I was now faced with the fact that I was out of work with no revenue streams immediately available or obvious to me. Employment with a paycheck large enough to take care of my cost of living and debts was not possible. I had spent most of my adult working life as self-employed or a business owner with very little to show for it. Telling potential employers that I lost my business would not exactly inspire confidence in my abilities to perform a job. I decided it was time to cut my losses and file for bankruptcy.
The act of filing for bankruptcy is not an easy one by any means. It's complicated and is not designed for the layperson to understand. Retaining a lawyer was out of the question as I was completely broke. The money I did have was going towards survival and little else. The only way I was going to close the books on my debt was to do it myself.
My first step was to start researching bankruptcy. That meant signing up at forums that were dedicated to bankruptcy and reading as much as I could take in at one time. If there is one thing about the Internet, it is that people are more than willing to share their experiences, and this includes bankruptcy. I also had access to a lawyer friend who gave me some pointers, but was unable to help me with filing because he was not admitted to practice with the federal bankruptcy court. The one thing I did that helped me the most was purchasing a do-it-yourself book.
Armed with all this knowledge, I filled out my petition for Chapter 7 bankruptcy. Whenever I got stuck, I referred to the book for an explanation. It took hours to get everything completed, and it had to be done by hand, but I did it. I then had to take a credit counseling class to be able to file; once that was out of the way, I took my petition to the federal courthouse for submission.
This point of filing was when I jeopardized my own bankruptcy. When I submitted the petition, a reviewer went through the paperwork to make sure everything was complete. However, she did not catch an important mistake of mine; I had missed signing the affidavit that states that I stand by everything I entered into the petition, and that it was true. The affidavit is an important part of the petition, and I had not signed it.
Two weeks or so after filing, I thought I was home free until I got a letter in the mail telling me that my case would be dismissed without prejudice if I did not fix a problem. I was instantly sick, and my head went into a spin. I was not home and had to research on my phone, an early smartphone which was not cooperating. All kinds of scenarios went through my head as I desperately tried to figure out what I had done wrong.
I managed to calm down and make my way to a computer and logged onto a forum. There I asked what to expect, and took what little solace I could get from the answers. The letter included a court date, and I resolved to show up.
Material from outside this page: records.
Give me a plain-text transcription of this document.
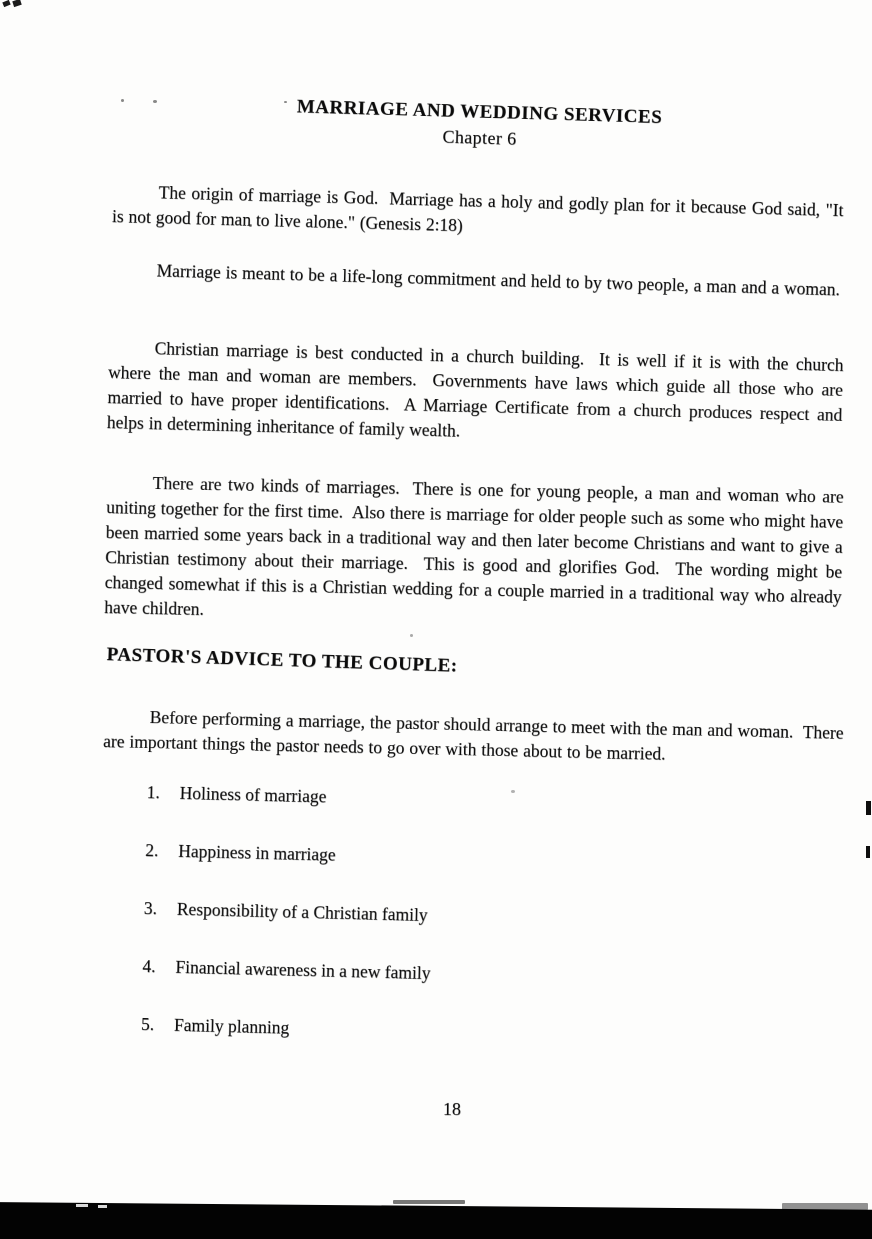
MARRIAGE AND WEDDING SERVICES
Chapter 6

The origin of marriage is God.  Marriage has a holy and godly plan for it because God said, "It is not good for man to live alone." (Genesis 2:18)

Marriage is meant to be a life-long commitment and held to by two people, a man and a woman.

Christian marriage is best conducted in a church building.  It is well if it is with the church where the man and woman are members.  Governments have laws which guide all those who are married to have proper identifications.  A Marriage Certificate from a church produces respect and helps in determining inheritance of family wealth.

There are two kinds of marriages.  There is one for young people, a man and woman who are uniting together for the first time.  Also there is marriage for older people such as some who might have been married some years back in a traditional way and then later become Christians and want to give a Christian testimony about their marriage.  This is good and glorifies God.  The wording might be changed somewhat if this is a Christian wedding for a couple married in a traditional way who already have children.

PASTOR'S ADVICE TO THE COUPLE:

Before performing a marriage, the pastor should arrange to meet with the man and woman.  There are important things the pastor needs to go over with those about to be married.

1.	Holiness of marriage
2.	Happiness in marriage
3.	Responsibility of a Christian family
4.	Financial awareness in a new family
5.	Family planning
18
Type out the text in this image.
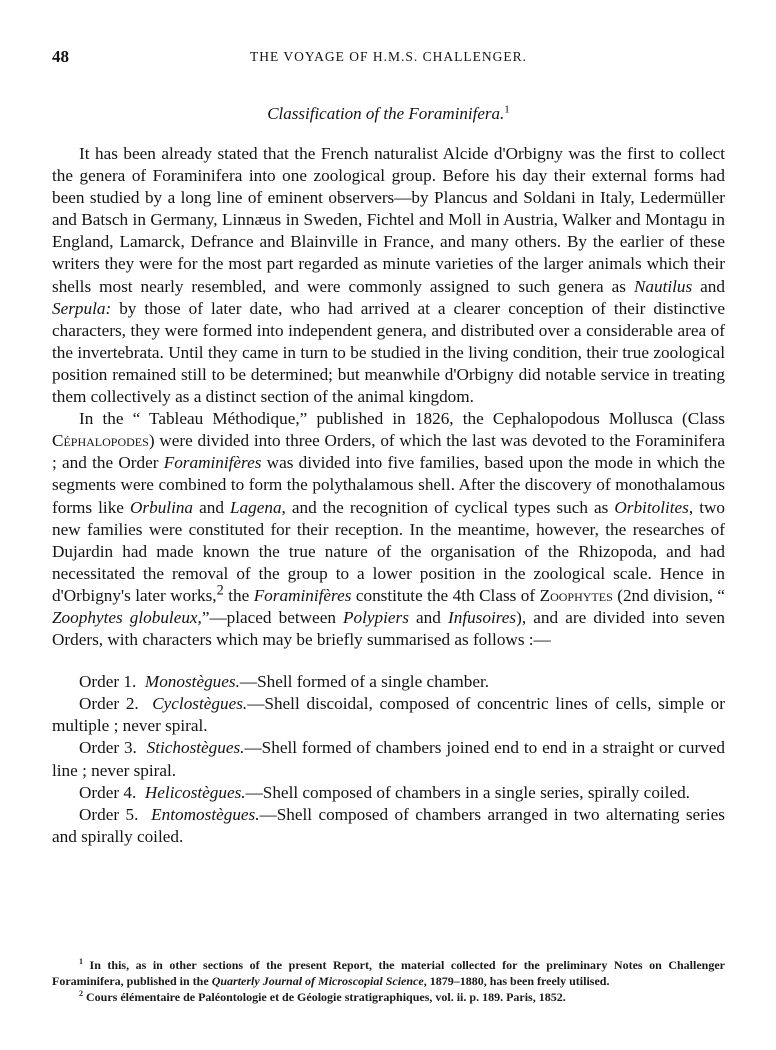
48	THE VOYAGE OF H.M.S. CHALLENGER.
Classification of the Foraminifera.$^1$

It has been already stated that the French naturalist Alcide d'Orbigny was the first to collect the genera of Foraminifera into one zoological group. Before his day their external forms had been studied by a long line of eminent observers—by Plancus and Soldani in Italy, Ledermüller and Batsch in Germany, Linnæus in Sweden, Fichtel and Moll in Austria, Walker and Montagu in England, Lamarck, Defrance and Blainville in France, and many others. By the earlier of these writers they were for the most part regarded as minute varieties of the larger animals which their shells most nearly resembled, and were commonly assigned to such genera as Nautilus and Serpula: by those of later date, who had arrived at a clearer conception of their distinctive characters, they were formed into independent genera, and distributed over a considerable area of the invertebrata. Until they came in turn to be studied in the living condition, their true zoological position remained still to be determined; but meanwhile d'Orbigny did notable service in treating them collectively as a distinct section of the animal kingdom.

In the “ Tableau Méthodique,” published in 1826, the Cephalopodous Mollusca (Class Céphalopodes) were divided into three Orders, of which the last was devoted to the Foraminifera ; and the Order Foraminifères was divided into five families, based upon the mode in which the segments were combined to form the polythalamous shell. After the discovery of monothalamous forms like Orbulina and Lagena, and the recognition of cyclical types such as Orbitolites, two new families were constituted for their reception. In the meantime, however, the researches of Dujardin had made known the true nature of the organisation of the Rhizopoda, and had necessitated the removal of the group to a lower position in the zoological scale. Hence in d'Orbigny's later works,$^2$ the Foraminifères constitute the 4th Class of Zoophytes (2nd division, “ Zoophytes globuleux,”—placed between Polypiers and Infusoires), and are divided into seven Orders, with characters which may be briefly summarised as follows :—

Order 1. Monostègues.—Shell formed of a single chamber.

Order 2. Cyclostègues.—Shell discoidal, composed of concentric lines of cells, simple or multiple ; never spiral.

Order 3. Stichostègues.—Shell formed of chambers joined end to end in a straight or curved line ; never spiral.

Order 4. Helicostègues.—Shell composed of chambers in a single series, spirally coiled.

Order 5. Entomostègues.—Shell composed of chambers arranged in two alternating series and spirally coiled.

$^1$ In this, as in other sections of the present Report, the material collected for the preliminary Notes on Challenger Foraminifera, published in the Quarterly Journal of Microscopial Science, 1879–1880, has been freely utilised.

$^2$ Cours élémentaire de Paléontologie et de Géologie stratigraphiques, vol. ii. p. 189. Paris, 1852.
The day of court arrived, and I sat myself down while carrying a load of stress in my head. I felt like it was all I could do to not explode from the pressure. The judge arrived, court opened, and cases were called. My name was called; I presented myself in front of the judge and was as polite as I could be. I explained the situation to her, and was admonished by her to go see the free legal resource in the building to find any more mistakes. She also gave me time to submit the missing affidavit. I felt a little better when she told me that even seasoned lawyers make this kind of mistake.
I went to the legal help center in the building, and the person there that day looked through my petition. She could not find anything else wrong apart from the missing affidavit, and said I should be OK. As it turned out, she was right, and the court cleared my case to move forward. I went to my 341 hearing with the trustee, answered questions, and then awaited my discharge date. Discharge day came and went, successfully closing the books on my bankruptcy.
While I did my bankruptcy pro se, or without a lawyer, if I had to do this again, I would have found some money and asked a lawyer to review my petition. Chances are good that it would have saved me a lot of grief and stress had I done so.
Would I do this all again? Absolutely. My advice to those who are deep in debt and have no way out is do not wait. File as soon as you are sure you have no other way out. Bankruptcy is a financial tool that in no way reflects your moral obligations. If you cannot pay your debts, you simply cannot pay them, and there is no shame in asking for help.